I had been introduced to making jewellery with Noel Herd before living in Switzerland, and Karl’s work felt like permission to dream of making things beyond the conventional in jewellery. It was when I returned from Switzerland to New Zealand that Noel introduced me to wax, having decided that I would enjoy it. He was absolutely right. I loved the process of form creation and manipulation using my hands, and having seen Karl’s work allowed me to view rings as objects beyond small, pretty pieces for your fingers.
I would pop into Fingers every now and again, browsing and always trying on rings from Karl’s box of creations. Three years later, I graduated from AUT with a Bachelor of Design in Spatial Design. I had continued making rings throughout and had even started selling pieces. On a final city-based visit to Fingers, Elsie and I, of course, stopped into the gallery for a dream, and that one Karl Fritsch ring that had been there for the past three years was still there… it fit me perfectly, and I was so drawn to it. We joked that I should get myself a graduation gift, and I almost did, but my rational mind kicked in.

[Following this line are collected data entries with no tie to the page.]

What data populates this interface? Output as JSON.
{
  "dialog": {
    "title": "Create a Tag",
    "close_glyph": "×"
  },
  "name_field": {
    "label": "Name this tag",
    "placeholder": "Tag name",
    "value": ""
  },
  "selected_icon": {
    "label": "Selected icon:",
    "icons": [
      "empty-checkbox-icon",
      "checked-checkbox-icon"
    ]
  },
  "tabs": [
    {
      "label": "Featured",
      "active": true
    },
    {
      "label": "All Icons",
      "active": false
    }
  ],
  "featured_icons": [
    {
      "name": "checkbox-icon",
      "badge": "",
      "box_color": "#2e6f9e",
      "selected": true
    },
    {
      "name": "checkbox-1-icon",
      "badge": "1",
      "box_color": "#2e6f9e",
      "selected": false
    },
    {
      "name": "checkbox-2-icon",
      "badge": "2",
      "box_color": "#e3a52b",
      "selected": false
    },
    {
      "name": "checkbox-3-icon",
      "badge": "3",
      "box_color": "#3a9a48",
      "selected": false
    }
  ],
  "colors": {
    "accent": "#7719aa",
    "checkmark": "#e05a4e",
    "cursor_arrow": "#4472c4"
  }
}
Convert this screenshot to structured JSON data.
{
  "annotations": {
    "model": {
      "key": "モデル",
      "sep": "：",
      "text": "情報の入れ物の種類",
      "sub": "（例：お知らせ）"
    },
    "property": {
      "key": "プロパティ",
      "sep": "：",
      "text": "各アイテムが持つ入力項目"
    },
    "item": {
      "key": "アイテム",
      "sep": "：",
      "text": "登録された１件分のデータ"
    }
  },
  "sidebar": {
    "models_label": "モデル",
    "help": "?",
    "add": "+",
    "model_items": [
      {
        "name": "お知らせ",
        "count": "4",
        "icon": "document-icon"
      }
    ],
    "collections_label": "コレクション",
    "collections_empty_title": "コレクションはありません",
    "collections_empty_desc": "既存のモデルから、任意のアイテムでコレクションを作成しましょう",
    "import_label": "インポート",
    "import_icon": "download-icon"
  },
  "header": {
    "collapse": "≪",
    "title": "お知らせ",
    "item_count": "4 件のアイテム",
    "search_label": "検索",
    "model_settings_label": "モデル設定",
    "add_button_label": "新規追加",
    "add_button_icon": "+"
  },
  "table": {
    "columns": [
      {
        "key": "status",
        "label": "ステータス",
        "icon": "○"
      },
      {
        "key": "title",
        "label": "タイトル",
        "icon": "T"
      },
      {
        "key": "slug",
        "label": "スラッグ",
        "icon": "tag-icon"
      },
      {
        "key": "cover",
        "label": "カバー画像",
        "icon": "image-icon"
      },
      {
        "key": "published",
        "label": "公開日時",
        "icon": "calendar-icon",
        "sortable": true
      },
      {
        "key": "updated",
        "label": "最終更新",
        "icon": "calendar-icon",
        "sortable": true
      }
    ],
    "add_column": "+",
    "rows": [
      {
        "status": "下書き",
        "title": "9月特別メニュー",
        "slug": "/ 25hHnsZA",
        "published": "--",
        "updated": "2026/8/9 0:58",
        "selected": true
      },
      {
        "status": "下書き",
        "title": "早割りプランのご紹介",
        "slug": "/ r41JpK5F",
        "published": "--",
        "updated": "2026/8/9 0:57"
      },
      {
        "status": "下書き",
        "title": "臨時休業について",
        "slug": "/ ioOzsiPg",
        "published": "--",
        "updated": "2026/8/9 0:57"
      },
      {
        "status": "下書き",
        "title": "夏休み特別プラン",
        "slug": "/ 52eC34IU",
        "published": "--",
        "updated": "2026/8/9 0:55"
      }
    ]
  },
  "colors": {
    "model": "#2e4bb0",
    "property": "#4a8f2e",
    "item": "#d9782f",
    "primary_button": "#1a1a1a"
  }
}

I ended up moving back to Auckland after a brief stint away and am still based here today. Over the past six years, I’ve popped into Fingers now and again when I’ve been nearby in the city. Each time, that one ring has been there. Most recently, last week, I found myself in Fingers after several years of not visiting, and there it was—the same ring from my first visit in 2016. I’d even saved images of it online as a reference for a ring I loved, not wanting to forget it. This time, I decided I was going to make it mine. Nine years later, that ring now resides on my finger for me and anyone I encounter to enjoy.
It’s so special to think that my
work may be appreciated by others in the same way I appreciate having this ring on my finger. It’s just there, in my eyeline, doing life with me.
Xoxo Zoe.
image from 2019 at Fingers -one of many times I tried on this ring.